Whenever Mr. Mir’s PSA gets quashed, he is being slapped with another PSA, which is an act empowered by the government to declare stringent states of emergency and increased penalties for protesting against or supporting the repeal of a law.

Currently, Mr. Mir is serving his 3rd PSA. He hasn’t been home since October 2017; since then his elder daughter has completed her Post graduation in Islamic studies, and another one cleared her 12th grade with distinction.

She only remembers his farewell words from her last meeting, three weeks back, “Don’t ever lose hope.”

Dilshada Bano

Currently, Dilshada Bano, a 38-year-old woman, is visiting different hospitals for her heart-related problems. Her husband, 40-year-old Javaid Ahmad Falay, is in the jail serving PSA since September 2016. Mr. Falay had joined Hurriyat roughly seven years before, “to join the cause for freedom struggle,” says his 70-year-old mother, Jana Begum.

Living with her two children—Huzaif and Hazif—Dilshada stays with her in-laws.  

Ms. Begum, eyes sunken in, recalls how her family was harassed when a local militant, Zubair Turray, was killed in an encounter. “Local police came and broke all the mirrors of our house, and my younger son was held for weeks as he (Javaid Sabah) was not at home, they (police) said unless your son will not address himself in the police station. He will be kept in jail.”

With time, the arrest of Mr. Falay became a schedule, and both of the minor sons, Husaif and Hazif, in such moments, became used to shriek in fear and sit in the laps of their grandparents.

Shaheena Bano

Balpora, a small village that is 3.5 kilometers from Shopian; 35-year-old Shaheena lives with her two children—3-year-old Ahyan, and 9-year-old Ibn-Muslim—in a single-storey building. Her husband, 39-year-old Mohammad Nadeem Malik is locked in the jails since January 2017.

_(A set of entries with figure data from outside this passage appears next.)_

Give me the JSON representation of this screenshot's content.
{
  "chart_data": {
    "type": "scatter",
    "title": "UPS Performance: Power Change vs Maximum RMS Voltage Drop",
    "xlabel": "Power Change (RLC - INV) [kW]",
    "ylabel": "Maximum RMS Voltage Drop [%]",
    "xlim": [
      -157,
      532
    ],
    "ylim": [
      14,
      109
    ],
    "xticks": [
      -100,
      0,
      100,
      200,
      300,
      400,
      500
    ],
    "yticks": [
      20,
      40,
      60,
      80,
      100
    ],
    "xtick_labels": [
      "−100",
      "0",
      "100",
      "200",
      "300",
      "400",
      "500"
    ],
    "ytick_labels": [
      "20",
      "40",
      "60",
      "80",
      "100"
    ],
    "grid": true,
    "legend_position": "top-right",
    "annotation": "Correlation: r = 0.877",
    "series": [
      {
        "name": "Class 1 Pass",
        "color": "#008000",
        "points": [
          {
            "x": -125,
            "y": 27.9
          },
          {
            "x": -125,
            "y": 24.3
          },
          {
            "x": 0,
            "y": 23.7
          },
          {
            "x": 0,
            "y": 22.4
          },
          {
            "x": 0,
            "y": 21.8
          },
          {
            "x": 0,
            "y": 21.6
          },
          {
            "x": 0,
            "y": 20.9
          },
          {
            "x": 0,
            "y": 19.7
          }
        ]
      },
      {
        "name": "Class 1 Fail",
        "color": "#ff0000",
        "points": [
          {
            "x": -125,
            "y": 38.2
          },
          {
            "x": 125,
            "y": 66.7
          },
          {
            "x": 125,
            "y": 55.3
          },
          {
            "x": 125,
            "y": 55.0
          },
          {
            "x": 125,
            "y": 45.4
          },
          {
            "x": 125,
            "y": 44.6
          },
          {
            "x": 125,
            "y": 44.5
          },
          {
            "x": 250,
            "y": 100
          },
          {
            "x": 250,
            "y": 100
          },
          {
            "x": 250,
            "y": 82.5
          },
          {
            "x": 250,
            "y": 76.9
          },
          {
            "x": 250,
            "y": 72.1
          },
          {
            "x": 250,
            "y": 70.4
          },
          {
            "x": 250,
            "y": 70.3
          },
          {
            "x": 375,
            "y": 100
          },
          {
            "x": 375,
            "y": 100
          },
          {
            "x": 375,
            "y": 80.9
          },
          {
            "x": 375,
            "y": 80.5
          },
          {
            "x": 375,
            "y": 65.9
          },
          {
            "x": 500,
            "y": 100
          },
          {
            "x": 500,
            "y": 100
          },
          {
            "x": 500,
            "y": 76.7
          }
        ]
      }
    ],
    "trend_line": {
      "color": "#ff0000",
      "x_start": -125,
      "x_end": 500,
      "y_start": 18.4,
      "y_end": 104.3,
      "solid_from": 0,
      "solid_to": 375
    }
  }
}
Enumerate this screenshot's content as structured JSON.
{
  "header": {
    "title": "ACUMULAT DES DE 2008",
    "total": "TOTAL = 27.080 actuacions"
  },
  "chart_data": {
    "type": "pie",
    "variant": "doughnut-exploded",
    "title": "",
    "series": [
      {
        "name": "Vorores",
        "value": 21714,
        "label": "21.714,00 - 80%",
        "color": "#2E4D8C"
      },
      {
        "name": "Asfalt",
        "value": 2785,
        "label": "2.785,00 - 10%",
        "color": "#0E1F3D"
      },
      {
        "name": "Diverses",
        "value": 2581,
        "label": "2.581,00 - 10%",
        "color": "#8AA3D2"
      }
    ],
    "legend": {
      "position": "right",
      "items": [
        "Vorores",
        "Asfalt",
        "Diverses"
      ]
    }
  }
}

Mr. Malik joined Tehreek-i-Hurriyat in the year 2004, and per family, “since then, PSAs have become a routine.”

In 2008, he got his first PSA and the family fought for him in the court of law. After his release, his house was raided several times by police and the army from the local camp of Balpora. At times, his nephew or his elder brother would be the one, facing the wrath of police when Mr. Malik wasn’t home.

Things became worse for the family after 2016 civilian uprising.

Ms. Shaheena alongside her children moved from the earlier neighborhood after being regularly harassed. She has been the backbone for her children while her husband is serving his jail term.

“In 2017, Jammu and Kashmir police raided our house regularly, and their father usually stayed out of home to prevent the arrests,” Ms. Shaheena said. “He would come home to see his children, that too when we knew it would not be risky.”

After serving five months in different jails, as per her, the FIR was lodged on Mr. Malik in June 2017 and was shifted to Central Jail Srinagar. After more than 750 days in the different jails, Mr. Malik was shifted from Kot Balwal jail to Central jail Srinagar on remand only a few days ago.

The family has been waiting for his release all these years and will continue to do so.